I wholeheartedly support these efforts to provide two years of free college for all students; however, the pragmatist in me wants to hedge bets and promote some incremental changes to provide more grant aid to low- and middle-income students.
According to the College Board, higher education institutions provided almost $35 billion in institutional grant aid to students in 2012-13. This figure represents 19 percent of the $185 billion in grant and loan financial aid available to undergraduates, and is more than the amount awarded by the federal Pell Grant program. Institutional grant aid is particularly important to students at private, nonprofit four-year colleges and universities, making up two-thirds of all student aid in this sector; however, institutional aid also represents one-fourth of all aid to students at public four-year colleges and universities.
As part of a recent project with the Association of Governing Boards and the National Association of College and University Business Officers, my colleague Don Hossler of Indiana University and I were struck by the growth of institutional grant aid, up 92 percent over the past decade. Yet, as has been documented elsewhere, institutional grant aid is not always used to support low- and middle-income students pay for college – that is, unless those students demonstrate academic superiority based on high school grades or standardized tests. This project, Looking Under the Hood, created a national dataset for benchmarking institutional grant aid. My hope is that colleges and universities will use this online tool to examine their institutional aid policies, and shift more resources to need-based financial aid.

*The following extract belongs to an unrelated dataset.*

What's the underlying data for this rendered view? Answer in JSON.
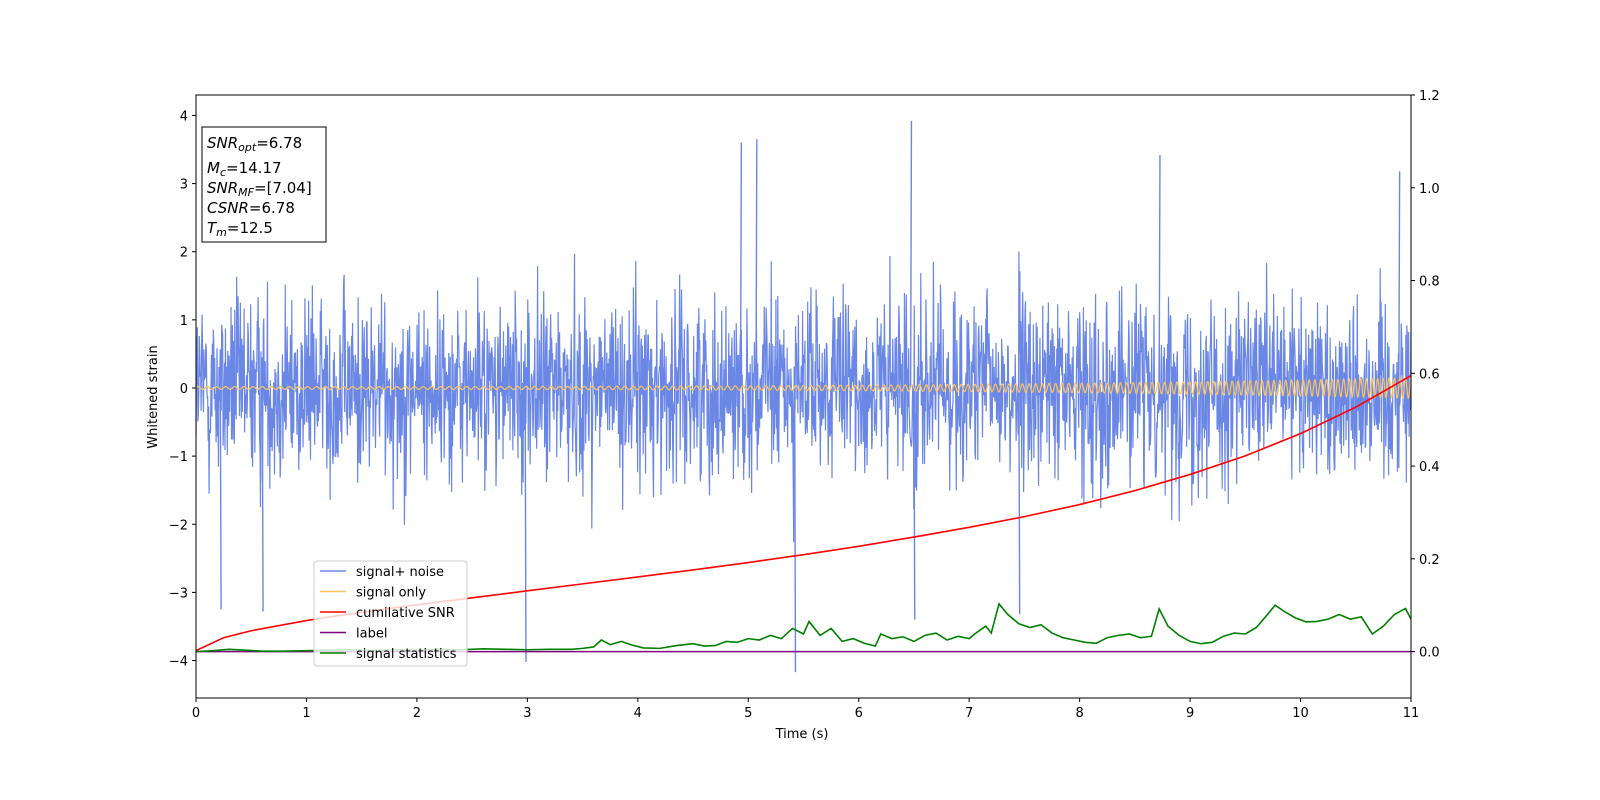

Federal and state policies could incentivize colleges and universities to move in this direction. For example, the U.S. Department of Education could require colleges and universities to match all federal Pell Grants by 25% either through institutional scholarships or via tuition discounting. Similarly, states with need-based grant programs could also require a 25% match from colleges and universities for state financial aid. Both of these policy choices will cost colleges and universities, at a minimum because institutions would need to redirect institutional grant aid they currently award based on merit only to also include a need-based component. Progressive states could also allow colleges and universities to count the 25% match through the provision of dedicated student support services for all need-based federal and state grant aid recipients. These types of policy incentives push colleges and universities to pay attention to affordability for students. This policy stick of requiring institutional aid matches could be softened by performance-based funding policies, if such policies rewarded colleges who increased student retention and completion for need-based grant recipients.
College enrollments are becoming increasingly diverse – with more low-income and first-generation students in the pipeline. These students need affordable options. There are many policy solutions that can drive colleges and universities to prioritize affordability – including increased state and federal investments that could make the first two years of college free. An interim approach is for colleges and universities to provide more institutional grant dollars for need-based financial aid to support low- and middle-income students – many of whom are academically talented.